The WCAB found the Turley Statement admissible because it was not created until after the settlement conference. It also found that the statement established prima-facie grounds to impose an LC 4615 stay against Firstline's liens. But because the lien claimant was not served with the Turley Statement until the day before trial, the WCAB found that Firstline did not have sufficient notice or opportunity to rebut the Turley Statement. The matter was remanded to the trial level for further proceedings.

Villanueva's holding that control may be established by showing that a criminally charged provider had de facto ownership or control of an entity goes beyond the definition of "control" in LC 139.21(a)(3). The WCAB obviously felt it was necessary to stay liens when providers intentionally tried to hide their control of an entity in order to avoid consequences from law enforcement. It did not believe that criminally charged providers should be shielded from LC 4615 by their illegal efforts to conceal their control over an entity.
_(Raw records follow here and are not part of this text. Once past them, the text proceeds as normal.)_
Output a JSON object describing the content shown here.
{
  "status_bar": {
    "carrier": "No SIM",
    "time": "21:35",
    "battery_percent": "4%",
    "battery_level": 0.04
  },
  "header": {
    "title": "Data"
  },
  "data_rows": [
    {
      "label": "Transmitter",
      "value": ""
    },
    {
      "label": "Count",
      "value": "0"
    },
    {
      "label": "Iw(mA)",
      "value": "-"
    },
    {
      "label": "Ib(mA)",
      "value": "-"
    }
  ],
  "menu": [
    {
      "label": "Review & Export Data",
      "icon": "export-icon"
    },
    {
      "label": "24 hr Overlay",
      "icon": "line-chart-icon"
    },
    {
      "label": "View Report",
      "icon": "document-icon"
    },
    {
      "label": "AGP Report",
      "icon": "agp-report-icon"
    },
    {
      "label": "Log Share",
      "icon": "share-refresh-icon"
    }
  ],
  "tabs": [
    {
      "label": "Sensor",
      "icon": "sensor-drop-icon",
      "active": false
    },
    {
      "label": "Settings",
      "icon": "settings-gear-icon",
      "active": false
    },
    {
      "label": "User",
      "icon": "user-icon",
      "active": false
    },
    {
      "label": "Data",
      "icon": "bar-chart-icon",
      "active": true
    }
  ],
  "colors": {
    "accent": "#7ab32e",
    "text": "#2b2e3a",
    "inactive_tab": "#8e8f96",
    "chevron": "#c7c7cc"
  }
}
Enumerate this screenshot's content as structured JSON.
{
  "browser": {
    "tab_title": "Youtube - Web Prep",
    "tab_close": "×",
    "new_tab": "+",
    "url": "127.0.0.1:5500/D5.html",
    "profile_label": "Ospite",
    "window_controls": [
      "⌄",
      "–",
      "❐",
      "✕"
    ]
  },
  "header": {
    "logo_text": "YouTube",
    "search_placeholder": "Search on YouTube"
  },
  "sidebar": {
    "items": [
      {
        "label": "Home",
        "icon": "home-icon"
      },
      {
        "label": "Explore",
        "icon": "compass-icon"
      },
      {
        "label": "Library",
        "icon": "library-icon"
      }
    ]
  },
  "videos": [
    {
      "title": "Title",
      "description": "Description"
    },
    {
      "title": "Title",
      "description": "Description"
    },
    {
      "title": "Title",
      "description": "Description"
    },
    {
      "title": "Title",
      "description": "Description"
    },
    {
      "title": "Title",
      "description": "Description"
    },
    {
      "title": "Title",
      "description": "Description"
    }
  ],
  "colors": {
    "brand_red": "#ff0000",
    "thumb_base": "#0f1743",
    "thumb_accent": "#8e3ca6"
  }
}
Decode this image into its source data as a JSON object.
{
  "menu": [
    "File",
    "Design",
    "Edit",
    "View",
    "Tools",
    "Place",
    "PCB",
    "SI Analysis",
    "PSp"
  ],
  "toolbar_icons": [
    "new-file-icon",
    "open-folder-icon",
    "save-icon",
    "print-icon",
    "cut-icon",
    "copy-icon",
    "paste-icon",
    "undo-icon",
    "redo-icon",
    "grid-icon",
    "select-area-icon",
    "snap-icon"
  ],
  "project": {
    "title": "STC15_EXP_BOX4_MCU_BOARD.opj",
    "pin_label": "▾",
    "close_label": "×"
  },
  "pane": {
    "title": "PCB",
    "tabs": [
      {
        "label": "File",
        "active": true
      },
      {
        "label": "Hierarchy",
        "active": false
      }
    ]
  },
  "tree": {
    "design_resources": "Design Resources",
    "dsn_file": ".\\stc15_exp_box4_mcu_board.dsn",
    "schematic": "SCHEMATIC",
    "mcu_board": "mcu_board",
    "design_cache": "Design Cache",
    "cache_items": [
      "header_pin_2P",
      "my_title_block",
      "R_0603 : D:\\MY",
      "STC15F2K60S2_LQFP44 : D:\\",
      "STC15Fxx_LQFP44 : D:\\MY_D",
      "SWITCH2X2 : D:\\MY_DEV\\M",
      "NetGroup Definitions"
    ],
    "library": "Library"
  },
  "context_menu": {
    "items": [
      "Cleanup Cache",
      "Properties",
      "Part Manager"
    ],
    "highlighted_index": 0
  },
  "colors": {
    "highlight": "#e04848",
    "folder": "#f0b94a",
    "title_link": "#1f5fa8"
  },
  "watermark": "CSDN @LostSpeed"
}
Villanueva doesn't necessarily make it easier for defendants to prove that an entity is controlled by a criminally charged provider. In that case, the defendant obtained a statement from Paul Turley that was made as part of a plea arrangement in a criminal case. It is difficult to imagine insurers and claims administrators normally being able to obtain such evidence on their own.

Nevertheless, if such evidence is obtained by a defendant, Villanueva requires it to be considered in determining whether an entity is controlled by a criminally charged provider, and thus whether the entity's liens should be stayed pursuant to LC 4615.

 

  1.  See e.g., Enciso v. Toys "R" Us (2017) 82 CCC 1059 (panel decision).
  2.  See https://www.dir.ca.gov/Fraud_Prevention/List-of-ERNs-with-4615-DWC-Proceeding-Status.pdf.
  3.  See e.g., Ayala v. Santa Monica Beach Club, 2018 Cal. Wrk. Comp. P.D. LEXIS 567; Sanchez v. A to Z Home Repair, Inc., 2018 Cal. Wrk. Comp. P.D. LEXIS 51.